A few weeks ago, I reported on the completion of a large project, with which I’ve been personally involved, to investigate how particle physicists at the Large Hadron Collider [LHC] could be searching, not only in the future but even right now, for possible “Exotic Decays” of the newly-discovered Higgs particle .
By the term “exotic decays” (also called “non-Standard-Model [non-SM] Decays”), we mean “decays of this particle that are not expected to occur unless there’s something missing from the Standard Model (the set of equations we use to describe the known elementary particles and forces and the simplest possible type of Higgs field and its particle).” I’ve written extensively on this website about this possibility (see here, here, here, here, here, here, here and here), though mostly in general terms. In our recent paper on Exotic Decays, we have gone into nitty-gritty detail… the sort of detail only an expert could love. This week I’m splitting the difference, providing a detailed and semi-technical overview of the results of our work. This includes organized lists of some of the decays we’re most likely to run across, and suggestions regarding the ones most promising to look for (which aren’t always the most common ones.)
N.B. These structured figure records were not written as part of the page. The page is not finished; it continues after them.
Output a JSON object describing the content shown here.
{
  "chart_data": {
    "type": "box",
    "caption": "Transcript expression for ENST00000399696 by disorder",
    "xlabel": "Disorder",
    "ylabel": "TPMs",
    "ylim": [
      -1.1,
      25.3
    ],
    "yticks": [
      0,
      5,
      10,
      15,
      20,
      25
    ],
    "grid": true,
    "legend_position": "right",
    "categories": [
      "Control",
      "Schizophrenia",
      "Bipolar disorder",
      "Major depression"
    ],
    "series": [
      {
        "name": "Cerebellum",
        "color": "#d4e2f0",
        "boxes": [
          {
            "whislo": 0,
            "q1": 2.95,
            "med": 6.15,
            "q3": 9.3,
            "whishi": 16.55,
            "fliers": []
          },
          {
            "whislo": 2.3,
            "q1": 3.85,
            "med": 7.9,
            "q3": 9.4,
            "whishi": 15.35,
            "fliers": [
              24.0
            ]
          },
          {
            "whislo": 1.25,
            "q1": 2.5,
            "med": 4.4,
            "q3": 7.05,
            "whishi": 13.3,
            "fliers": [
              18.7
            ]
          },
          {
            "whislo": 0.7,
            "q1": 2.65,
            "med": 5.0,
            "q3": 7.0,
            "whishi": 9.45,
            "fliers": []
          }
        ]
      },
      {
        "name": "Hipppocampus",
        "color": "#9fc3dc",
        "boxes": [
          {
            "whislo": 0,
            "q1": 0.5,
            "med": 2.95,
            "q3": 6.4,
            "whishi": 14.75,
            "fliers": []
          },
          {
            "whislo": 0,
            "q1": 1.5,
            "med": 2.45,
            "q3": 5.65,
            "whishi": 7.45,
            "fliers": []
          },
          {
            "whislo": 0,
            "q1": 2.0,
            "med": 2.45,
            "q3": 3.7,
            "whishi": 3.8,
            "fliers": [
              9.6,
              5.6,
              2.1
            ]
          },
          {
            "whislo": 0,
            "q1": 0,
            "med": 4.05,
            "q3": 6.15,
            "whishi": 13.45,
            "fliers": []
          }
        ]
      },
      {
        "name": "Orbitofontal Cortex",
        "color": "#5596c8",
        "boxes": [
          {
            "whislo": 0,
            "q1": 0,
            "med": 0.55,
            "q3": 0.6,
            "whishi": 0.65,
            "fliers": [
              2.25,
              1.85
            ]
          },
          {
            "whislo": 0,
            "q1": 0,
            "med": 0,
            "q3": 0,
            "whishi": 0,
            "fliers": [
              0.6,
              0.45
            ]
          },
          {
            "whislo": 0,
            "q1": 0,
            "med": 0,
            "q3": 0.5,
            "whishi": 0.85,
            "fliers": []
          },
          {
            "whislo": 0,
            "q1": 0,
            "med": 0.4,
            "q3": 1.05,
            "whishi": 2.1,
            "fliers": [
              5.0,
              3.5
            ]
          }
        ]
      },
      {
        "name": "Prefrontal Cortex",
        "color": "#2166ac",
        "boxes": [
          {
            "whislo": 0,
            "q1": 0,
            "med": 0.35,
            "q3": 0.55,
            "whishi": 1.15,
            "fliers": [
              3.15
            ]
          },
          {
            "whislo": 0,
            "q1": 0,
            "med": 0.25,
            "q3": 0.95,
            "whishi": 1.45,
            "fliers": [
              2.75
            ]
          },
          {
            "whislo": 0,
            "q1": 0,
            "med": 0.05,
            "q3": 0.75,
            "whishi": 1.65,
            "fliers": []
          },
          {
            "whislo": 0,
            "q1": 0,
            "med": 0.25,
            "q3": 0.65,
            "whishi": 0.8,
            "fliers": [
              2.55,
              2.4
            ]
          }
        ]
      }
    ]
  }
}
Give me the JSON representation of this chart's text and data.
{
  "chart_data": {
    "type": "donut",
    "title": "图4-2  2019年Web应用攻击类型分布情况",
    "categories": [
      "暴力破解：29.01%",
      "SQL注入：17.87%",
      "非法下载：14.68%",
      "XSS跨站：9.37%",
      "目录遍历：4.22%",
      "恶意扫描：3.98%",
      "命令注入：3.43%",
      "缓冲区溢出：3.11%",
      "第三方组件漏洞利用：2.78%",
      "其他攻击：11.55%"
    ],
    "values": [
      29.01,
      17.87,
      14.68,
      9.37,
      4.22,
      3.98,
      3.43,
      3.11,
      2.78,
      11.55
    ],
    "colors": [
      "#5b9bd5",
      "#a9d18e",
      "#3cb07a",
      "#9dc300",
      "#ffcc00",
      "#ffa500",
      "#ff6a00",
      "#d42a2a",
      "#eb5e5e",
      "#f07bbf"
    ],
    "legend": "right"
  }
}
Before I begin, let me again mention the twelve young physicists who were co-authors on this work, all of whom are pre-tenure and several of whom are still not professors yet. [ When New Scientist reported on our work, they unfortunately didn’t even mention, much less list, my co-authors.] They are (in alphabetical order): David Curtin, Rouven Essig, Stefania Gori, Prerit Jaiswal, Andrey Katz, Tao Liu, Zhen Liu, David McKeen, Jessie Shelton, Ze’ev Surujon, Brock Tweedie, and Yi-Ming Zhong.